The plot below provides further characterization of the learning process. This shows the running average game length (steps required to fully bomb ship) versus training epoch. The program learns the basics quite quickly, then continues to gradually improve over time [2].

### Summary

In this post, we have covered a variant of RL — namely, the policy-gradient, deep RL scheme. This is a method that typically defaults to the currently best-known strategy, but occasionally samples from other approaches, ultimately resulting in an iterative improvement in policy. The two main ingredients here are the policy network and the rewards function. Although network architecture design is usually the place where most of the thinking is involved in supervised learning, it is the rewards function that typically requires the most thought in the RL context. A good choice should be as local in time as possible, so as to facilitate training (distant forecast dependence will result in a slow learning process). However, the rewards function should also directly attack the ultimate end of the process (“winning” the game — encouragement of side quests that aren’t necessary can often occur if care is not taken). Balancing these two competing demands can be a challenge, and rewards function design is therefore something of an art form.

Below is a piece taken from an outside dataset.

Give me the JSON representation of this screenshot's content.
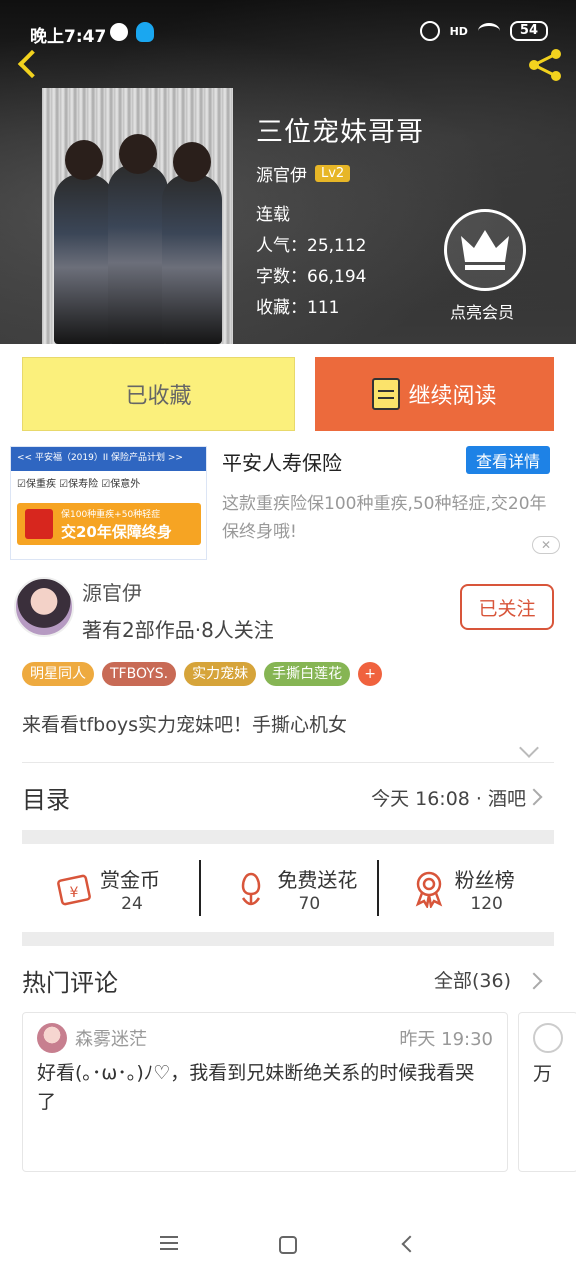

Our brief introduction here was intended only to illustrate the gist of how RL is carried out in practice. For further details, we can recommend two resources: the text book by Sutton and Barto [3] and a recent talk by John Schulman [4].

### Footnotes and references

[1] Game rules: Battleship is a two-player game. Both players begin with a finite regular grid of positions — hidden from their opponent — and a set of “ships”. Each player receives the same quantity of each type of ship. At the start of the game, each player places the ships on their grid in whatever locations they like, subject to some constraints: A ship of length 2, say, must occupy two contiguous indices on the board, and no two ships can occupy the same grid location. Once placed, the ships are fixed in position for the remainder of the game. At this point, game play begins, with the goal being to sink the opponent ships. The locations of the enemy ships are initially unknown because we cannot see the opponent’s grid. To find the ships, one “bombs” indices on the enemy grid — with bombing occurs in turns. When an opponent index is bombed, the opponent must truthfully state whether or not a ship was located at the index bombed. Whoever succeeds in bombing all their opponent’s occupied indices first wins the game. Therefore, the problem reduces to finding the enemy ship indices as quickly as possible.

[2] One of my colleagues (HC) has suggested that the program likely begins to overfit at some point. However, the 1-d version of the game has so few possible ship locations that characterization of this effect via a training and test set split does not seem appropriate. However, this approach could work were we to move to higher dimensions and introduce multiple ships.

[3] Sutton and Barto, (2016). “Reinforcement Learning: An Introduction”. Text site, here.

[4] John Schulman, (2016). “Bay Area Deep Learning School”. Youtube recording of talk available here.